5日に協定書を交わしたのは、京都女子大(京都市東山区)と京都刑務所(京都市山科区)。同刑務所によると、国内の刑務所が大学とこうした協定を結ぶのは聞いたことがないという。林忠行学長は「刑務所は社会の重要な部分を代表している側面もあり、学ぶことは少なくない」と狙いを語る。
きっかけは、京女大の竹安栄子(ひでこ)・地域連携研究センター長と同刑務所の山本孝志所長が3月にある会合で同席したこと。実社会について学ぶ機会を求める大学と、社会との結びつきを重視し始めた刑務所。狙いが一致し、協力に向けて議論が始まった。

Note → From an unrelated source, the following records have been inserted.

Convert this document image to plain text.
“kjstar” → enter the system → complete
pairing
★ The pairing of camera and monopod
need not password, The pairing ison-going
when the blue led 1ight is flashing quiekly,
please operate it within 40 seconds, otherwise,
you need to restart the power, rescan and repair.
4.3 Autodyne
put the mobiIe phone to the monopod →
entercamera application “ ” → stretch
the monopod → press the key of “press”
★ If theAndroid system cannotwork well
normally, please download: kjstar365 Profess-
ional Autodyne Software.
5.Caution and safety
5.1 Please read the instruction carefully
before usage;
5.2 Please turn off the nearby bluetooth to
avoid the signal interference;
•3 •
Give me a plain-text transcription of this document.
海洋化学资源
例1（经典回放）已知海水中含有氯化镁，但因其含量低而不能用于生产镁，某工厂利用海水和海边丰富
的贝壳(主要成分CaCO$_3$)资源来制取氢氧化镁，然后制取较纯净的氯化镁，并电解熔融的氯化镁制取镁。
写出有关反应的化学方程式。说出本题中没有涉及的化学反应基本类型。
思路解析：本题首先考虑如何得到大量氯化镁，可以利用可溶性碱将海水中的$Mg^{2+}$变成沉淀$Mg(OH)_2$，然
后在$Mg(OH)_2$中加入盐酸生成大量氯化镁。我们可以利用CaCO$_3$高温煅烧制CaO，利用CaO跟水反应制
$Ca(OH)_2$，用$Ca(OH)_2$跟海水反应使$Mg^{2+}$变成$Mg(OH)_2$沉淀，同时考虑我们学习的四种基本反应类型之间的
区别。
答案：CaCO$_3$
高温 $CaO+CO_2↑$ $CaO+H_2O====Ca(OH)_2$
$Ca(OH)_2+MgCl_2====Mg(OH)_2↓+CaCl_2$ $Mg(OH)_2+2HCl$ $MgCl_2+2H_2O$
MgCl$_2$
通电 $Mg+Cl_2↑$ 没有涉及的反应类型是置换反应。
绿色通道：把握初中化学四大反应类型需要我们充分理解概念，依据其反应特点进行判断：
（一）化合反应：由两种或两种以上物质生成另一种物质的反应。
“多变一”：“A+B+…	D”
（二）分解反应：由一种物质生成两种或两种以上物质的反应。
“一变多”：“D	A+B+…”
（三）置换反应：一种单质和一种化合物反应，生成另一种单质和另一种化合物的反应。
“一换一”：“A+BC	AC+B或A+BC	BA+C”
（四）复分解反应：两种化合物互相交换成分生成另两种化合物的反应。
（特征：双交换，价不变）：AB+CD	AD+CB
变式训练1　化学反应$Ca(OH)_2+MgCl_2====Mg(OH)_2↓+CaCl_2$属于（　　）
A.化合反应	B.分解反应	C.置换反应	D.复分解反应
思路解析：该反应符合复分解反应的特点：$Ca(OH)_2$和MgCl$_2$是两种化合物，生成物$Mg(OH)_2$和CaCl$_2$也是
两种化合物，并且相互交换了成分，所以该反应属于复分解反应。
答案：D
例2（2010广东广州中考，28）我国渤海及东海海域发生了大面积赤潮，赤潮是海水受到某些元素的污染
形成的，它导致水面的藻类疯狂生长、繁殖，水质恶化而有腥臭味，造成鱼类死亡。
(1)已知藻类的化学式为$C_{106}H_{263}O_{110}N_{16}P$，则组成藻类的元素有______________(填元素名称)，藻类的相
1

5月には発達教育学部教育学科のガハプカ奈美教授が刑務所を訪れ、約100人の刑務官に「自己をコントロールするための呼吸法」と題した講習会を開催。受刑者同士のけんかや自殺の予防など強い緊張感の中で働く刑務官が、アクシデントに遭っても心や身体をコントロールする呼吸法を伝授した。山本所長は「刑務官が落ち着いたので、受刑者も落ち着くようになった」と効果を語る。